Так думал тот самый канцлер, который спустя три месяца в отсутствие руководителей военных ведомств взялся за решение сербского вопроса с участием одного лишь министерства иностранных дел. Кто мыслит так, не стремится к мировой войне. Само собой разумеется, что канцлер, если даже он и не знал дословно содержания австрийского ультиматума, понимал, что резкий ультиматум потребует от Сербии искупления вины. Но наши враги лгут, когда утверждают, что Бетман стремился нарушить всеобщий мир. Напротив, в этом обнаруживается его, правда близорукая, надежда именно таким способом не только сохранить, но и надолго упрочить всеобщий мир.
Никто лучше меня не знает промахов нашего тогдашнего имперского руководства в отношении Англии и свойственного ему недостатка дипломатической ловкости. Именно поэтому я, может быть, лучше чем кто-либо другой, могу подтвердить, что имперское руководство совершило свои ложные шаги не из желания войны, а из нежелания ее.

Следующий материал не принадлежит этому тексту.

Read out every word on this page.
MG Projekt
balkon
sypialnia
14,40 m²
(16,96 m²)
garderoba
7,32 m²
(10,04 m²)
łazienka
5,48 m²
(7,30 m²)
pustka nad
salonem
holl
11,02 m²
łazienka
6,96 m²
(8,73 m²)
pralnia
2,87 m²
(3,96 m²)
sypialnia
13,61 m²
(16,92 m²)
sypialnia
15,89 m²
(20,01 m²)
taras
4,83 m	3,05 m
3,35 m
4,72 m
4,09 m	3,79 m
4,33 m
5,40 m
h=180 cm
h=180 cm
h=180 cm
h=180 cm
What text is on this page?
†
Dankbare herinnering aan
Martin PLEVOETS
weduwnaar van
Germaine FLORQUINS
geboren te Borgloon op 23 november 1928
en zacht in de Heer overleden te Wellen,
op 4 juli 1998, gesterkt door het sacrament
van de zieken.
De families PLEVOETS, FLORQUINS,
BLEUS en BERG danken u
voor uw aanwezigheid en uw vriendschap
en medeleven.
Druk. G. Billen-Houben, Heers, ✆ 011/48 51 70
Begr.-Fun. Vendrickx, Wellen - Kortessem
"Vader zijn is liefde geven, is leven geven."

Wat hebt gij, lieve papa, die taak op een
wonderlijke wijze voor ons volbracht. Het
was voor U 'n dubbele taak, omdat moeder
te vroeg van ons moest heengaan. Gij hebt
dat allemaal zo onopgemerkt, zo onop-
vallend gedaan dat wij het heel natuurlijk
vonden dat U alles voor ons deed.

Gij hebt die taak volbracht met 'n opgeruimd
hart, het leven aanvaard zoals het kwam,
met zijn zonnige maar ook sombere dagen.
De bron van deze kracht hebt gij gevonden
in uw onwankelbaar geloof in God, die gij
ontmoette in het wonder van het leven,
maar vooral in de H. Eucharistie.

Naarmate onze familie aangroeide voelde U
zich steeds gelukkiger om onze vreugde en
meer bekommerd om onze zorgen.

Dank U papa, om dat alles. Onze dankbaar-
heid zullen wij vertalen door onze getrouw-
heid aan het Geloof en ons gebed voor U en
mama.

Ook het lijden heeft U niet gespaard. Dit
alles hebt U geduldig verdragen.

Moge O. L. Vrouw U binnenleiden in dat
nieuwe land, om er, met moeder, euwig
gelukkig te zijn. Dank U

Не злая его воля, а близорукость помогла английской политике окружения достигнуть цели в самую последнюю минуту.
Бетман и Ягов думали усилить Австрию дипломатическим жестом. Когда увидели, что жест не удался и угрожает война, они сами пришли в ужас. Как можно говорить о виновности, не выдвигая на первый план важнейший факт? Промахи нашего руководства имеют очень малый моральный вес по сравнению с поведением наших врагов.
Всякий, кто хотя бы поверхностно знаком с донесениями бельгийских посланников и многочисленными документами о подготовке России к войне, кто следил за общим ходом событий двух последних десятилетий, с удивлением спрашивает себя, как вообще могло возникнуть мнение, что Германия является виновницей войны.
Своим поведением в 1919 году Антанта сама вынесла себе приговор в глазах потомства (об отравленном ложью современном поколении говорить, пожалуй, не стоит). Целый народ, который в массе своей не может считаться виновным в ошибках правительства, даже если таковые и были, с дьявольской жестокостью подвергнут англичанами, французами и их сателлитами тягчайшим физическим и моральным страданиям, какие когда-либо приходилось терпеть какому-либо народу христианского Запада. Нация господ должна была быть унижена до состояния парии, у которого отняли человеческое достоинство, оставив ему голодное, жалкое существование заключенного и то лишь затем, чтобы он мог неопределенно долго нести барщину и оброк в пользу рабовладельцев. А почему?
В 1912 году Сазонов был в Лондоне. Из его доклада царю, опубликованного в «Правде», я приведу следующее, уже упоминавшееся место: Грей, не колеблясь, заявил, что если бы наступили предусматриваемые мной обстоятельства, Англия употребила бы все усилия, чтобы нанести самый чувствительный удар германскому морскому могуществу…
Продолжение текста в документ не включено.